Significant ancient rites of passage almost always have a place for degradation, destruction, and/or humiliation. In moving from one type of person to another, the old self must be destroyed. Neophytes are made to destroy their old clothes and give up their names. Then, after challenges have been completed, in rising up into a more exalted status, the new self must be brought back down to earth with the others. A tame example of this profaning is the tradition of "roasting" the bride and groom at the reception party with embarrassing pictures from childhood for all to see.
We tend to look at life in dichotomies: creation is good, destruction is bad; life is good, death is bad. Ritual is useful to remind us of the Truth that both creation and destruction are necessary for life to flourish, and therefore, both are good. Imagine if nothing ever died or was destroyed, only created. Life would be like a perpetual mosh pit, jostling our way to the bathroom or kitchen. Ritual reminds us that there's beauty in death, and there's growth to be had from destruction. Some forests can't maintain themselves without an occasional burning down and renewal. When people close to us die, we're saddened partly because we're used to looking at life in a linear path instead of cyclically.
....I used to be a serious disciple of Eisler's, and I still use sections of her works in my classes. But in the past few years I've been reconsidering some premises of her arguments.
In a nutshell, she insists that the fact that people in this society actually find violence arousing indicates that our society is sick and in need of healing. I personally find violence arousing, so I was all over this, reading all her books in hopes to change the world and thus save my own damaged self in the process. But then I started reading Jung and Hillman and Moore (whom hooks also references) and Nietzsche (whom she doesn't). And I've come to believe that the mix of pleasure with pain (viewed or experienced) isn't necessarily disturbed, but is instead a connection to basic archetypal experiences.
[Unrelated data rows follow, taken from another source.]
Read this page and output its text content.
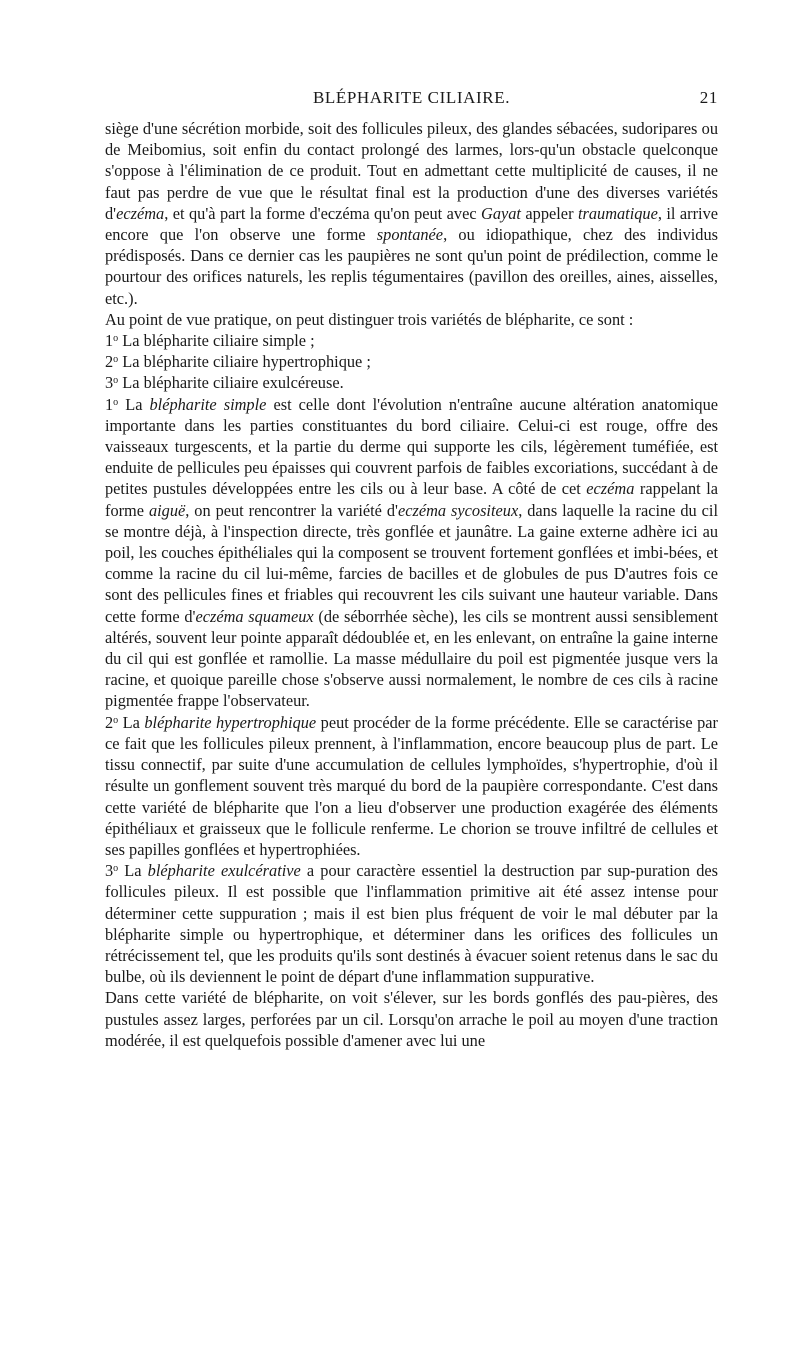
BLÉPHARITE CILIAIRE.	21

siège d'une sécrétion morbide, soit des follicules pileux, des glandes sébacées, sudoripares ou de Meibomius, soit enfin du contact prolongé des larmes, lors-qu'un obstacle quelconque s'oppose à l'élimination de ce produit. Tout en admettant cette multiplicité de causes, il ne faut pas perdre de vue que le résultat final est la production d'une des diverses variétés d'eczéma, et qu'à part la forme d'eczéma qu'on peut avec Gayat appeler traumatique, il arrive encore que l'on observe une forme spontanée, ou idiopathique, chez des individus prédisposés. Dans ce dernier cas les paupières ne sont qu'un point de prédilection, comme le pourtour des orifices naturels, les replis tégumentaires (pavillon des oreilles, aines, aisselles, etc.).

Au point de vue pratique, on peut distinguer trois variétés de blépharite, ce sont :

1$^o$ La blépharite ciliaire simple ;

2$^o$ La blépharite ciliaire hypertrophique ;

3$^o$ La blépharite ciliaire exulcéreuse.

1$^o$ La blépharite simple est celle dont l'évolution n'entraîne aucune altération anatomique importante dans les parties constituantes du bord ciliaire. Celui-ci est rouge, offre des vaisseaux turgescents, et la partie du derme qui supporte les cils, légèrement tuméfiée, est enduite de pellicules peu épaisses qui couvrent parfois de faibles excoriations, succédant à de petites pustules développées entre les cils ou à leur base. A côté de cet eczéma rappelant la forme aiguë, on peut rencontrer la variété d'eczéma sycositeux, dans laquelle la racine du cil se montre déjà, à l'inspection directe, très gonflée et jaunâtre. La gaine externe adhère ici au poil, les couches épithéliales qui la composent se trouvent fortement gonflées et imbi-bées, et comme la racine du cil lui-même, farcies de bacilles et de globules de pus D'autres fois ce sont des pellicules fines et friables qui recouvrent les cils suivant une hauteur variable. Dans cette forme d'eczéma squameux (de séborrhée sèche), les cils se montrent aussi sensiblement altérés, souvent leur pointe apparaît dédoublée et, en les enlevant, on entraîne la gaine interne du cil qui est gonflée et ramollie. La masse médullaire du poil est pigmentée jusque vers la racine, et quoique pareille chose s'observe aussi normalement, le nombre de ces cils à racine pigmentée frappe l'observateur.

2$^o$ La blépharite hypertrophique peut procéder de la forme précédente. Elle se caractérise par ce fait que les follicules pileux prennent, à l'inflammation, encore beaucoup plus de part. Le tissu connectif, par suite d'une accumulation de cellules lymphoïdes, s'hypertrophie, d'où il résulte un gonflement souvent très marqué du bord de la paupière correspondante. C'est dans cette variété de blépharite que l'on a lieu d'observer une production exagérée des éléments épithéliaux et graisseux que le follicule renferme. Le chorion se trouve infiltré de cellules et ses papilles gonflées et hypertrophiées.

3$^o$ La blépharite exulcérative a pour caractère essentiel la destruction par sup-puration des follicules pileux. Il est possible que l'inflammation primitive ait été assez intense pour déterminer cette suppuration ; mais il est bien plus fréquent de voir le mal débuter par la blépharite simple ou hypertrophique, et déterminer dans les orifices des follicules un rétrécissement tel, que les produits qu'ils sont destinés à évacuer soient retenus dans le sac du bulbe, où ils deviennent le point de départ d'une inflammation suppurative.

Dans cette variété de blépharite, on voit s'élever, sur les bords gonflés des pau-pières, des pustules assez larges, perforées par un cil. Lorsqu'on arrache le poil au moyen d'une traction modérée, il est quelquefois possible d'amener avec lui une
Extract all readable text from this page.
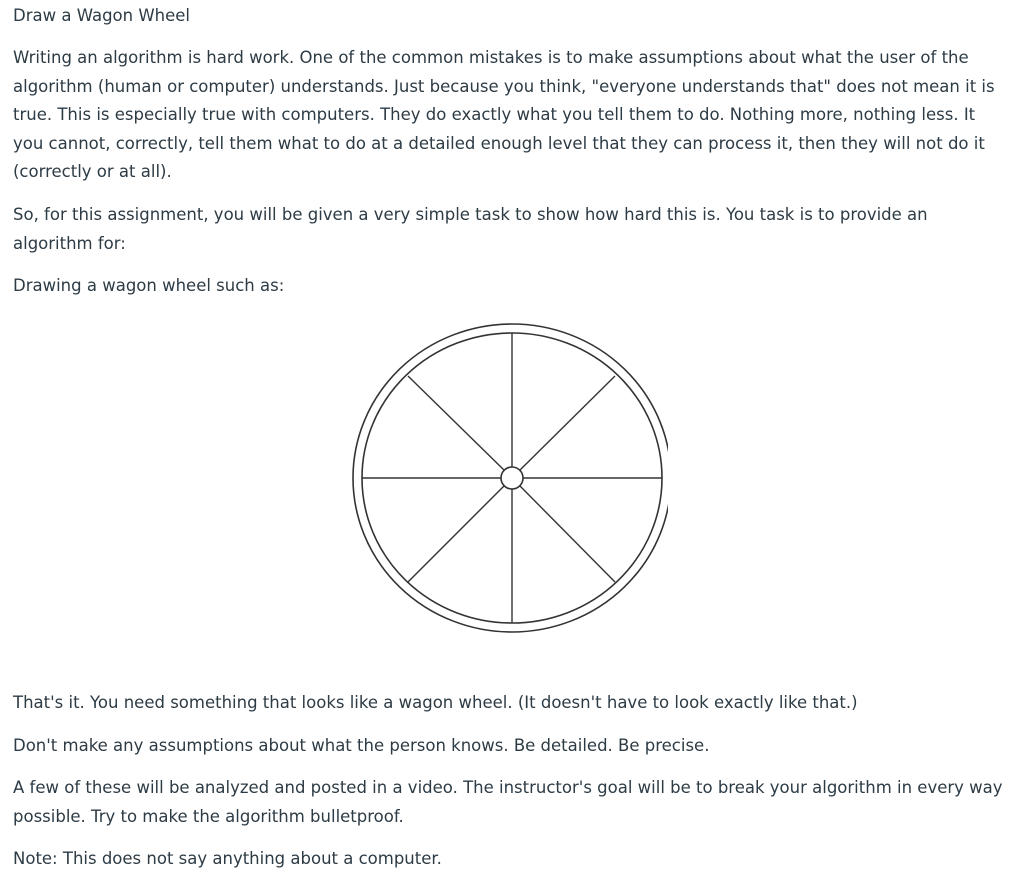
Draw a Wagon Wheel

Writing an algorithm is hard work. One of the common mistakes is to make assumptions about what the user of the algorithm (human or computer) understands. Just because you think, "everyone understands that" does not mean it is true. This is especially true with computers. They do exactly what you tell them to do. Nothing more, nothing less. It you cannot, correctly, tell them what to do at a detailed enough level that they can process it, then they will not do it (correctly or at all).

So, for this assignment, you will be given a very simple task to show how hard this is. You task is to provide an algorithm for:

Drawing a wagon wheel such as:

That's it. You need something that looks like a wagon wheel. (It doesn't have to look exactly like that.)

Don't make any assumptions about what the person knows. Be detailed. Be precise.

A few of these will be analyzed and posted in a video. The instructor's goal will be to break your algorithm in every way possible. Try to make the algorithm bulletproof.

Note: This does not say anything about a computer.
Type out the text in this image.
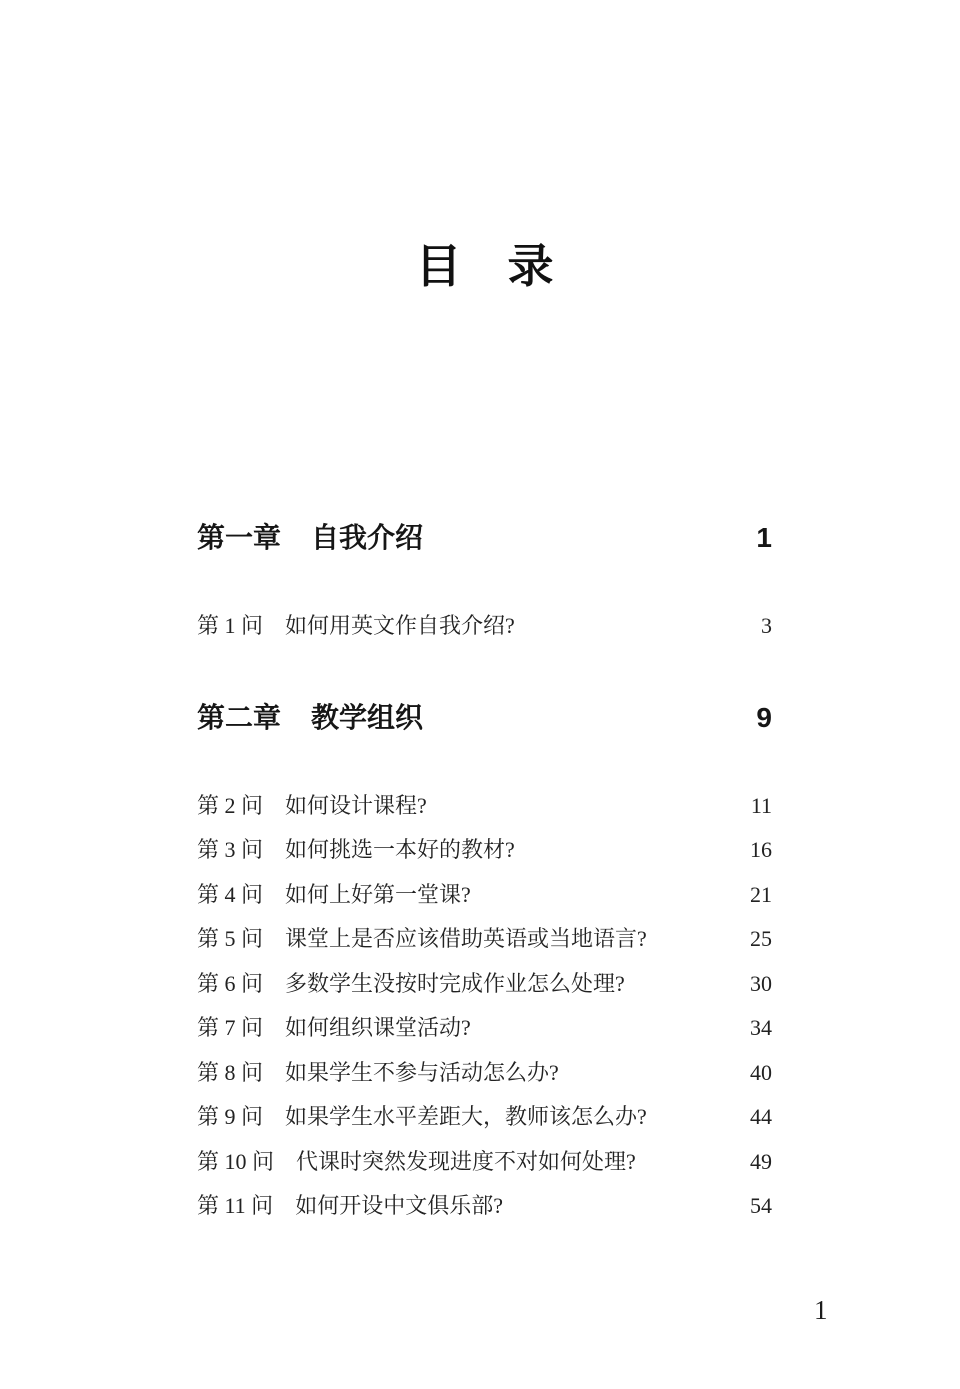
目　录
第一章 自我介绍	1
第 1 问 如何用英文作自我介绍?	3
第二章 教学组织	9
第 2 问 如何设计课程?	11
第 3 问 如何挑选一本好的教材?	16
第 4 问 如何上好第一堂课?	21
第 5 问 课堂上是否应该借助英语或当地语言?	25
第 6 问 多数学生没按时完成作业怎么处理?	30
第 7 问 如何组织课堂活动?	34
第 8 问 如果学生不参与活动怎么办?	40
第 9 问 如果学生水平差距大，教师该怎么办?	44
第 10 问 代课时突然发现进度不对如何处理?	49
第 11 问 如何开设中文俱乐部?	54
1
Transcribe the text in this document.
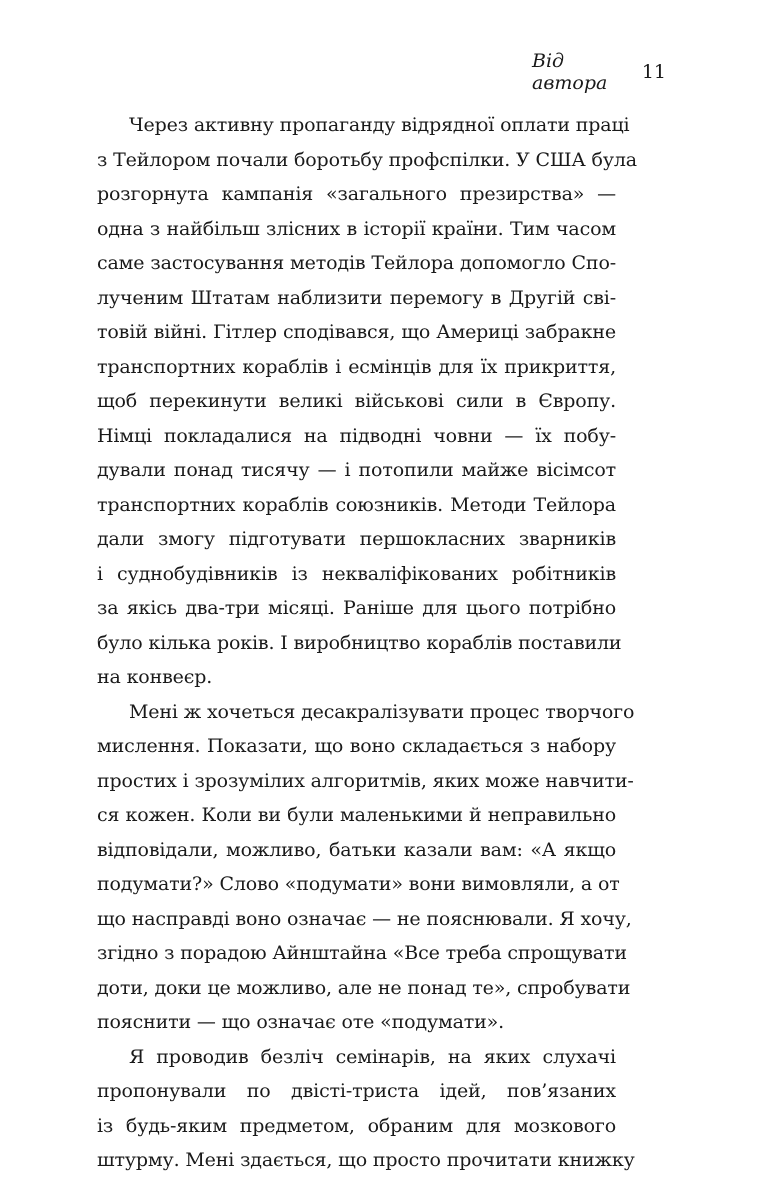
Від автора	11
Через активну пропаганду відрядної оплати праці
з Тейлором почали боротьбу профспілки. У США була
розгорнута кампанія «загального презирства» —
одна з найбільш злісних в історії країни. Тим часом
саме застосування методів Тейлора допомогло Спо-
лученим Штатам наблизити перемогу в Другій сві-
товій війні. Гітлер сподівався, що Америці забракне
транспортних кораблів і есмінців для їх прикриття,
щоб перекинути великі військові сили в Європу.
Німці покладалися на підводні човни — їх побу-
дували понад тисячу — і потопили майже вісімсот
транспортних кораблів союзників. Методи Тейлора
дали змогу підготувати першокласних зварників
і суднобудівників із некваліфікованих робітників
за якісь два-три місяці. Раніше для цього потрібно
було кілька років. І виробництво кораблів поставили
на конвеєр.
Мені ж хочеться десакралізувати процес творчого
мислення. Показати, що воно складається з набору
простих і зрозумілих алгоритмів, яких може навчити-
ся кожен. Коли ви були маленькими й неправильно
відповідали, можливо, батьки казали вам: «А якщо
подумати?» Слово «подумати» вони вимовляли, а от
що насправді воно означає — не пояснювали. Я хочу,
згідно з порадою Айнштайна «Все треба спрощувати
доти, доки це можливо, але не понад те», спробувати
пояснити — що означає оте «подумати».
Я проводив безліч семінарів, на яких слухачі
пропонували по двісті-триста ідей, пов’язаних
із будь-яким предметом, обраним для мозкового
штурму. Мені здається, що просто прочитати книжку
Life is all about living and dying and pain and joy and suffering and mind-blowing orgasms. The connection to the destruction and desecration of life is within us all no matter how much we fight to repress it. Jung suggested that the less we acknowledge this consciously, the darker is our sub-conscious world. We need to synthesize our shadowy hidden bits typically in the recesses of our mind with our consciousness instead of continuing to repress what we perceive as evil within ourselves.
So, when I think of that hideous rape scene from A Clockwork Orange, it hits me on a gut level of disgust and aversion, but it's also mesmerizing as my thighs begin to get warm. Like a traffic accident, it can suck us in even as it's turning us away. I used to reject these feelings and refuse to tend to them, thinking of myself as one sick puppy, but I've come to accept it as just the way I work.